Rode machines

Als mijn vader vroeger naar zijn werk ging, hoefde hij slechts twee deuren verder te gaan. Twee ooms van mij werkten er ook en twee werknemers. Een daarvan (noemde mij pippi langkous) ging elk jaar op vakantie naar Amerika. Ja echt. Naar Amerika. Daar was hij gewoon geweest. In Amerika was alles groot. Als bewijs daarvan stuurde hij eens een ansichtkaart met een foto waarop een trekker en aanhanger te zien waren met daarop een enorme maiskolf die groter was dan de hele kar. Het kaartje heeft lang op het prikbord gehangen en ik heb er vaak naar staan kijken.

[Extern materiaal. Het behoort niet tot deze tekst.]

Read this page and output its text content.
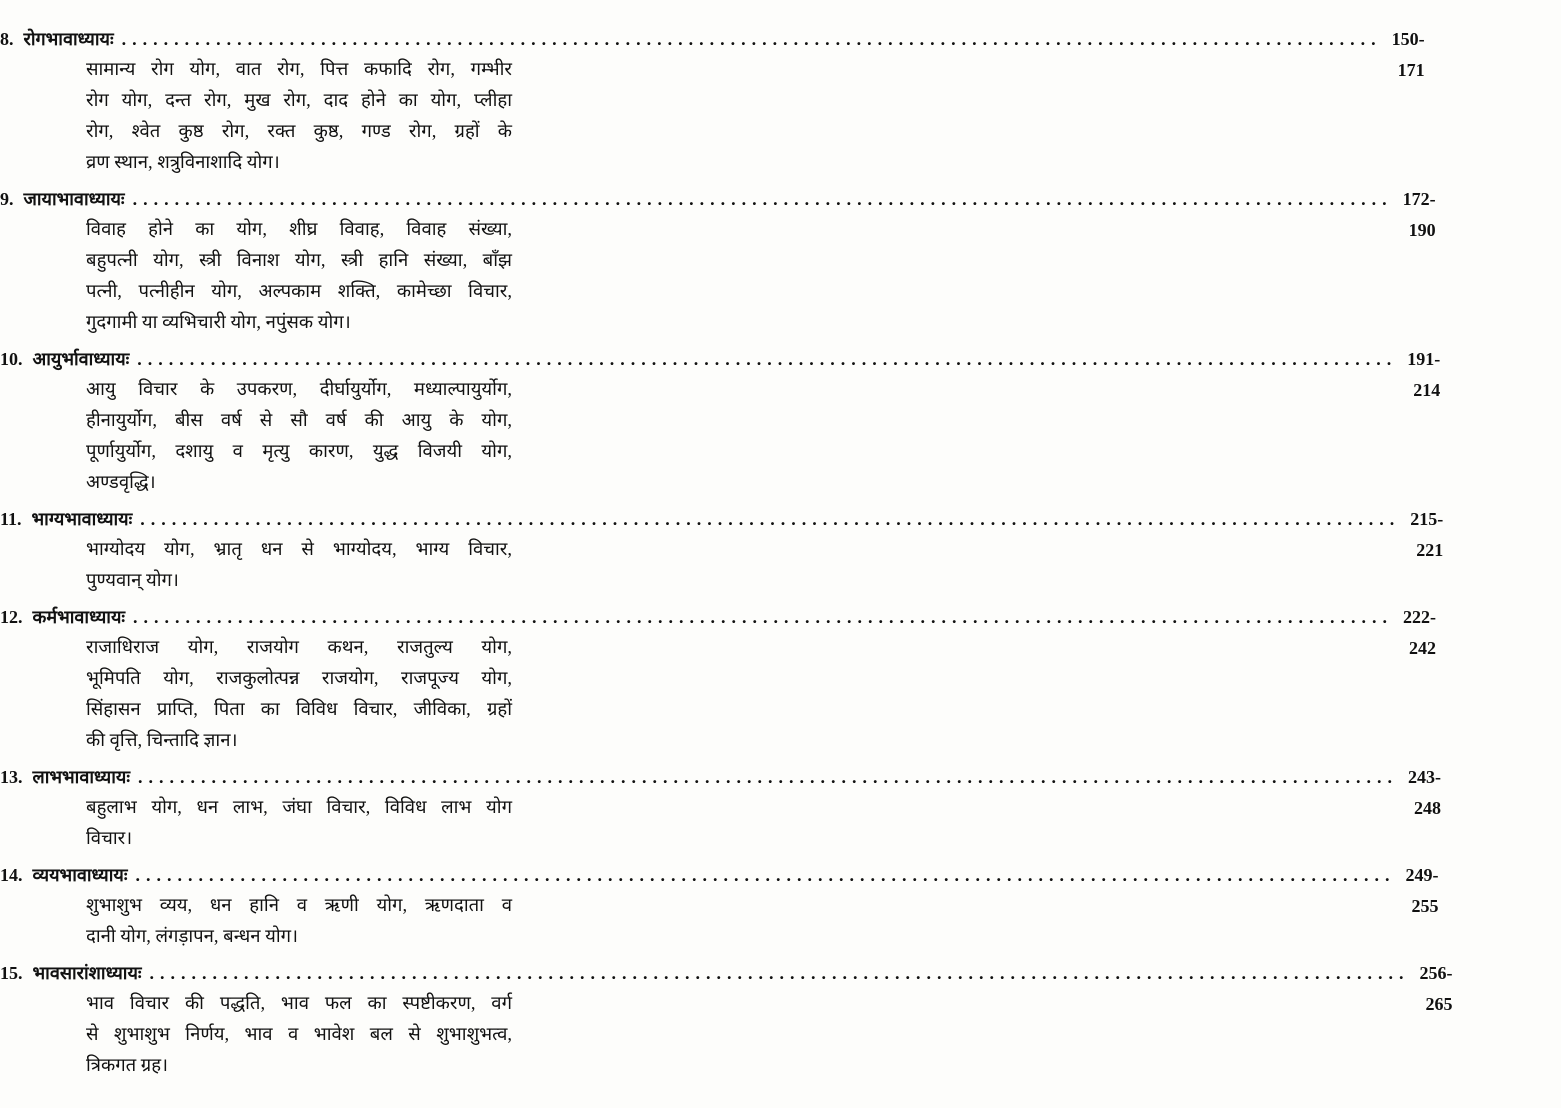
8. रोगभावाध्यायः ........................................................................................................................ 150-171
सामान्य रोग योग, वात रोग, पित्त कफादि रोग, गम्भीर
रोग योग, दन्त रोग, मुख रोग, दाद होने का योग, प्लीहा
रोग, श्वेत कुष्ठ रोग, रक्त कुष्ठ, गण्ड रोग, ग्रहों के
व्रण स्थान, शत्रुविनाशादि योग।
9. जायाभावाध्यायः ........................................................................................................................ 172-190
विवाह होने का योग, शीघ्र विवाह, विवाह संख्या,
बहुपत्नी योग, स्त्री विनाश योग, स्त्री हानि संख्या, बाँझ
पत्नी, पत्नीहीन योग, अल्पकाम शक्ति, कामेच्छा विचार,
गुदगामी या व्यभिचारी योग, नपुंसक योग।
10. आयुर्भावाध्यायः ........................................................................................................................ 191-214
आयु विचार के उपकरण, दीर्घायुर्योग, मध्याल्पायुर्योग,
हीनायुर्योग, बीस वर्ष से सौ वर्ष की आयु के योग,
पूर्णायुर्योग, दशायु व मृत्यु कारण, युद्ध विजयी योग,
अण्डवृद्धि।
11. भाग्यभावाध्यायः ........................................................................................................................ 215-221
भाग्योदय योग, भ्रातृ धन से भाग्योदय, भाग्य विचार,
पुण्यवान् योग।
12. कर्मभावाध्यायः ........................................................................................................................ 222-242
राजाधिराज योग, राजयोग कथन, राजतुल्य योग,
भूमिपति योग, राजकुलोत्पन्न राजयोग, राजपूज्य योग,
सिंहासन प्राप्ति, पिता का विविध विचार, जीविका, ग्रहों
की वृत्ति, चिन्तादि ज्ञान।
13. लाभभावाध्यायः ........................................................................................................................ 243-248
बहुलाभ योग, धन लाभ, जंघा विचार, विविध लाभ योग
विचार।
14. व्ययभावाध्यायः ........................................................................................................................ 249-255
शुभाशुभ व्यय, धन हानि व ऋणी योग, ऋणदाता व
दानी योग, लंगड़ापन, बन्धन योग।
15. भावसारांशाध्यायः ........................................................................................................................ 256-265
भाव विचार की पद्धति, भाव फल का स्पष्टीकरण, वर्ग
से शुभाशुभ निर्णय, भाव व भावेश बल से शुभाशुभत्व,
त्रिकगत ग्रह।
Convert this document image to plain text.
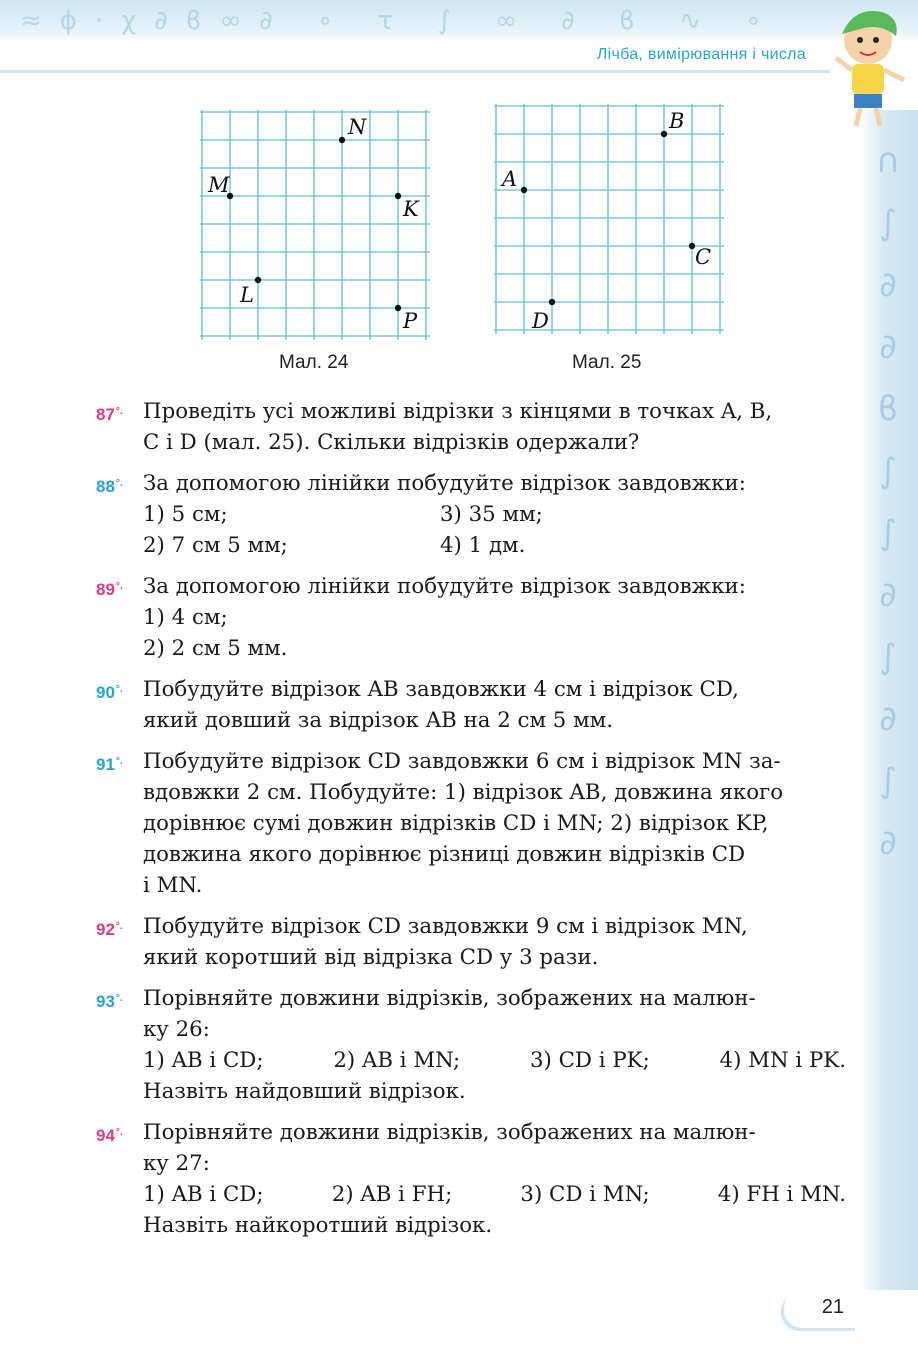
≈ϕ·χ∂ϐ∞∂ ∘ τ ∫ ∞ ∂ ϐ ∿ ∘
Лічба, вимірювання і числа
∩ ∫ ∂ ∂ ϐ ∫ ∫ ∂ ∫ ∂ ∫ ∂
N
M
K
L
P
Мал. 24
B
A
C
D
Мал. 25
87°. Проведіть усі можливі відрізки з кінцями в точках A, B,
C і D (мал. 25). Скільки відрізків одержали?
88°. За допомогою лінійки побудуйте відрізок завдовжки:
1) 5 см;	3) 35 мм;
2) 7 см 5 мм;	4) 1 дм.
89°. За допомогою лінійки побудуйте відрізок завдовжки:
1) 4 см;
2) 2 см 5 мм.
90°. Побудуйте відрізок AB завдовжки 4 см і відрізок CD,
який довший за відрізок AB на 2 см 5 мм.
91°. Побудуйте відрізок CD завдовжки 6 см і відрізок MN за-
вдовжки 2 см. Побудуйте: 1) відрізок AB, довжина якого
дорівнює сумі довжин відрізків CD і MN; 2) відрізок KP,
довжина якого дорівнює різниці довжин відрізків CD
і MN.
92°. Побудуйте відрізок CD завдовжки 9 см і відрізок MN,
який коротший від відрізка CD у 3 рази.
93°. Порівняйте довжини відрізків, зображених на малюн-
ку 26:
1) AB і CD;	2) AB і MN;	3) CD і PK;	4) MN і PK.
Назвіть найдовший відрізок.
94°. Порівняйте довжини відрізків, зображених на малюн-
ку 27:
1) AB і CD;	2) AB і FH;	3) CD і MN;	4) FH і MN.
Назвіть найкоротший відрізок.
21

Mijn vaders bedrijf was onderdeel van mijn leefomgeving toen ik opgroeide. Ik vond dat gewoon. Toch was het wel bijzonder. Elk jaar hadden we een trekkershow waar boeren uit de wijde omgeving op af kwamen. Mijn moeder en twee tantes zagen er tip top uit en zorgden voor de catering. Wij struinden er met neefjes en nichtjes rond, klommen in trekkers, keken of er nog ergens suikerklontjes te gappen waren. Toen we wat groter waren, hielpen we mee. Voor mijn ouders was het druk maar voor ons was het feest. Dat was in de jaren 80 en 90. De trekkers zijn sindsdien nogal gegroeid. Het bedrijf ook. Mijn broer heeft de zaak met zijn neef overgenomen.

Onlangs openden ze een spiksplinternieuw pand. Met een show waarin de geschiedenis van de landbouwmechanisatie voorbijkwam. De vertrouwde geur van nieuwe glimmende machines maar op grotere schaal. Honderden mensen die kwamen kijken, kletsen, koffiedrinken en bewonderen. Vele bekende gezichten die jaren geleden ook al kwamen. Ook de man van de ansichtkaart. Dat is wel de waarde van het MKB. Natuurlijk moet er geld verdiend worden maar het is ook persoonlijk. De dienstverlening reikt ver. Het is een gemeenschap van mensen die erbij betrokken zijn. Ik dus ook op afstand. Het maakte me blij om te zien hoe hun inspanningen gezegend zijn door de jaren heen.